Amit Varma is a writer based in Mumbai. He worked in journalism for over a decade, and won the Bastiat Prize for Journalism in 2007. His bestselling novel, My Friend Sancho, was published in 2009. He is best known for his blog, India Uncut. His current project is a non-fiction book about the lack of personal and economic freedoms in post-Independence India.
Pradeep Magazine is unhappy that Pawan Negi got more than a million dollars at the recent IPL auction. He writes:
Ever since a new cricket format and a new business model – the IPL – in the name of sport has been created in India, this accepted rationale of how sport functions is being challenged each passing year. Among the many questions being debated is the relationship of talent with the wages earned and the impact it will have on the very foundations of cricket in the country.
That is where Pawan Negi and most of his tribe become relevant to this debate. Here is a young talent, not sure of his place in the India team, a surprise selection for the T20 World Cup, who has all of a sudden been catapulted ahead of his much superior seniors and showered with riches — and even he can’t understand why.
Magazine implies that Negi has gotten more money than he is worth—and I don’t have an opinion on that. However, consider the larger philosophical question of who should determine Negi’s value as a player? Should it be the mandarins at the BCCI, or the selectors? Should it be knowledgable journalists who have covered the game for years like Magazine himself? Should it be the owners of IPL franchises, an assorted mix of businessmen and filmstars who may not know much about cricket?
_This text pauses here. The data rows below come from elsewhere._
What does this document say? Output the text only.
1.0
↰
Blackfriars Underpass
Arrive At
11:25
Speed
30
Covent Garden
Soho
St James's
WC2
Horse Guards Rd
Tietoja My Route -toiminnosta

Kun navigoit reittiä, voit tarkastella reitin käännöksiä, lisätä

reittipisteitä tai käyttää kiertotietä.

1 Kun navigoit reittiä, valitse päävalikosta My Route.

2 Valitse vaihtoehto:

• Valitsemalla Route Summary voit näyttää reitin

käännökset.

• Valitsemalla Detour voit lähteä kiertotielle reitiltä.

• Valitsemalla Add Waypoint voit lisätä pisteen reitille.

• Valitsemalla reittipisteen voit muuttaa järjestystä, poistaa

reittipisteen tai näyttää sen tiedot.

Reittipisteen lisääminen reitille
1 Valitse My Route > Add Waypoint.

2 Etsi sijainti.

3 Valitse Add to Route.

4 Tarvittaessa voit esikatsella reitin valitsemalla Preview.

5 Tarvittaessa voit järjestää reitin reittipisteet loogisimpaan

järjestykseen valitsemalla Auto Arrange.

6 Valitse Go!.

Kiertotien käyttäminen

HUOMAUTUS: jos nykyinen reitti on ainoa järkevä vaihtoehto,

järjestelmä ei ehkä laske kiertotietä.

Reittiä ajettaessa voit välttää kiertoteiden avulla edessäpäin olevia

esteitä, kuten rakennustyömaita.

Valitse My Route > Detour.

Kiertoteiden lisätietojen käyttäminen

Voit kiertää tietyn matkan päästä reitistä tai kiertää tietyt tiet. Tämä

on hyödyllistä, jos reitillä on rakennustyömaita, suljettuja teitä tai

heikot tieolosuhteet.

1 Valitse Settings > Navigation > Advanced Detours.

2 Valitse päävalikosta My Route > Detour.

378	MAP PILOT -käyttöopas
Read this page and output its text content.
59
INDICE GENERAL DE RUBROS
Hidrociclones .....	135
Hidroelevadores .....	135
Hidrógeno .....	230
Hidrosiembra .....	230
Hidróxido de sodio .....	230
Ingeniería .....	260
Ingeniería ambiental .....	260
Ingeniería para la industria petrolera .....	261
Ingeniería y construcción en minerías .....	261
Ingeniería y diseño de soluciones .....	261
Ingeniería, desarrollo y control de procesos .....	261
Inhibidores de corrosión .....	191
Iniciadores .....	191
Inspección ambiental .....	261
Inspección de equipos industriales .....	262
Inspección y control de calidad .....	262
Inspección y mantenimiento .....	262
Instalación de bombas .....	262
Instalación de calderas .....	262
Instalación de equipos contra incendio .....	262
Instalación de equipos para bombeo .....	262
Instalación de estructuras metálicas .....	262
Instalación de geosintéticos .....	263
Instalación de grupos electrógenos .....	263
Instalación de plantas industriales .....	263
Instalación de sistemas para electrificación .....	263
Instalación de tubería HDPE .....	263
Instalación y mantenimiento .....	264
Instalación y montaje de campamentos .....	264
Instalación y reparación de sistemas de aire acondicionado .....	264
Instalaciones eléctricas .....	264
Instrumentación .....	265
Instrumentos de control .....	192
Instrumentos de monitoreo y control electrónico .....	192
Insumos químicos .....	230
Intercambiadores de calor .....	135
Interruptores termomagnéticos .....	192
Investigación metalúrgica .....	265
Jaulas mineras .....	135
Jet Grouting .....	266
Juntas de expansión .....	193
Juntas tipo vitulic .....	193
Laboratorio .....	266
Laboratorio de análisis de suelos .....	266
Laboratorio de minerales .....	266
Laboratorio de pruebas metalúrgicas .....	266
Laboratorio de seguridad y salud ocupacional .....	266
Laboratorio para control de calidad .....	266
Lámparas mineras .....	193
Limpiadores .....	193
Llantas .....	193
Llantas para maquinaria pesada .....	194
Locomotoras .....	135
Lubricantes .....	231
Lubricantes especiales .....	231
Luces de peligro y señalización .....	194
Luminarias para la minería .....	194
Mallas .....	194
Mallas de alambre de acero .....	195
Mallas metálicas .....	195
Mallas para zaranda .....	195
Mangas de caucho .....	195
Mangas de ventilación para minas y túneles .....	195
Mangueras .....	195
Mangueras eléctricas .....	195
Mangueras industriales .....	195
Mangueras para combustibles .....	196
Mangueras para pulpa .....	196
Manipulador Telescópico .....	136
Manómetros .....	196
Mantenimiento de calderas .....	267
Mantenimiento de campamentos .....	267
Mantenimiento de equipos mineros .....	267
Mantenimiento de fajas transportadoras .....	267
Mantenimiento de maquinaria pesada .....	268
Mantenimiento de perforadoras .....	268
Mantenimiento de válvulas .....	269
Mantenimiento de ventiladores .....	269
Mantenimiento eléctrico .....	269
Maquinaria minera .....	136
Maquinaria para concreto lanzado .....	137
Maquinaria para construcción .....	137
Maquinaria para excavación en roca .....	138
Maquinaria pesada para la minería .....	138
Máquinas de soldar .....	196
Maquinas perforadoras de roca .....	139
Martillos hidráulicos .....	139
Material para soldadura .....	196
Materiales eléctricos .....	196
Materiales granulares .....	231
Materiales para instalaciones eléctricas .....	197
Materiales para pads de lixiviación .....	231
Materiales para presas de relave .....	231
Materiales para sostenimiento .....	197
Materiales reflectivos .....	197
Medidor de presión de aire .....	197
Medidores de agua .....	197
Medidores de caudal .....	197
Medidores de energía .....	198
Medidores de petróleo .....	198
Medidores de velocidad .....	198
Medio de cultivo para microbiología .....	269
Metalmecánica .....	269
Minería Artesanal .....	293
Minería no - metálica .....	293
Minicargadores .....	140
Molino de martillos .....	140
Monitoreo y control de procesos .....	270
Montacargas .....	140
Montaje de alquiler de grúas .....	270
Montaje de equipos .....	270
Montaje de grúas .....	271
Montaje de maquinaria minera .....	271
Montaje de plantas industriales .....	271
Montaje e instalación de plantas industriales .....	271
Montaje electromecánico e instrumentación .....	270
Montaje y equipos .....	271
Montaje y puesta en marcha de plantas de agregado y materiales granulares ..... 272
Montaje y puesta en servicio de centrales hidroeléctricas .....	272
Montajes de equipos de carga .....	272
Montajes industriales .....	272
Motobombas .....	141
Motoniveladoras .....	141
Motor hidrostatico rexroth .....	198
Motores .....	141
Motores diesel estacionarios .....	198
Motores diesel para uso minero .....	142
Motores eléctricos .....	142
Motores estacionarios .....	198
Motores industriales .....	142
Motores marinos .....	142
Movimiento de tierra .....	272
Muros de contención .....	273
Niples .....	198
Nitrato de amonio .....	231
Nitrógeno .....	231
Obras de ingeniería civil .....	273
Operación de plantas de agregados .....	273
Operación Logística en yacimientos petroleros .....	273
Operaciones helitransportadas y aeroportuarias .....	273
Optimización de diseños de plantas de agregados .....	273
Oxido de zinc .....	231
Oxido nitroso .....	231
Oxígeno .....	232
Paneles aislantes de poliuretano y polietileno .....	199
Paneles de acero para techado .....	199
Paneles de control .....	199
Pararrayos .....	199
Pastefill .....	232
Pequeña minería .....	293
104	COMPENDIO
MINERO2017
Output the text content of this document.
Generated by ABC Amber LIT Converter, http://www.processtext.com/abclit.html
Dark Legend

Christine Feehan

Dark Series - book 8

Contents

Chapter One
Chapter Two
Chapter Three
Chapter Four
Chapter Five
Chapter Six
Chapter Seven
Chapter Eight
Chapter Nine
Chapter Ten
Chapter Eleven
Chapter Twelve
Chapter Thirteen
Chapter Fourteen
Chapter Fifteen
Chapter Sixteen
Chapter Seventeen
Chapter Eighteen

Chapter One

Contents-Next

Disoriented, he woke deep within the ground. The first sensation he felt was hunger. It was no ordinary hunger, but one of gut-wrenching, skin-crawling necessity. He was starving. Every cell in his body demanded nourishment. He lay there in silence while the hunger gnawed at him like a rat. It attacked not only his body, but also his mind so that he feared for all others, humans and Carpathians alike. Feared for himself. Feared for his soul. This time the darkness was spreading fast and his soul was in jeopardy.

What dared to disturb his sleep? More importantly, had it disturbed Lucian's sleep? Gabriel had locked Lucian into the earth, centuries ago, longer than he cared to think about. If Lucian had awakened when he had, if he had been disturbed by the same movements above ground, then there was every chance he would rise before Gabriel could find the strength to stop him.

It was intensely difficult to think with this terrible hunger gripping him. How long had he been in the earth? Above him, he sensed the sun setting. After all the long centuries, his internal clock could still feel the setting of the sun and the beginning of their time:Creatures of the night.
The clue to the answer is to ask yourself who has the best incentives to put in the work to determine Negi’s value. Who is actually putting his money where his mouth is? If Magazine makes a judgment about a player that is wrong, it doesn’t matter, journalists get things wrong all the time. There is not much of a reputational downside. If the Indian selectors get it wrong, ditto, they move on and pick someone else the next time, and only a whole bunch of ludicrous selections can affect their position. If the IPL bosses get it wrong, on the other hand, they lose money. Hard, cold cash. For this reason, the incentives are highest for IPL bosses to put in much work in scouting and analytics, and by all accounts they do exactly that. So insofar as there can be said to be a ‘correct’ price for Negi, the IPL auctions are the closest mechanism available right now of arriving at that. (And of course, econ 101, prices are determined by supply and demand, and you need a market for that.)
Of course, the IPL auctions are not a free market. All players would probably get paid much more if spending caps did not exist. Also, Negi would probably have gotten much less if he was first up in an auction where no team had retained or picked a player yet, and he did get lucky that he came up for auction when there was a scarcity of available players like him, teams had holes to fill, and the demand for what he could supply went up. That’s just luck, and it’s fine. If he doesn’t perform, he won’t get paid this much next time.
An aside: Magazine also says in his piece:
In this bizarre game, where players are bought and sold in an auction, is there any cricketing logic that governs these decisions?
This is a common, and badly phrased, complaint: of cricketers being bought and sold like cattle. But that is not what is happening. Their services, as represented by contracts they have willingly signed, are being bought and sold. It is principally the same thing that happens when you check out different employers to see where you want to work, except that the mechanism is different. Cricketers are not being degraded here, but honoured and valued in a much better way than men in board rooms with nothing at stake could manage.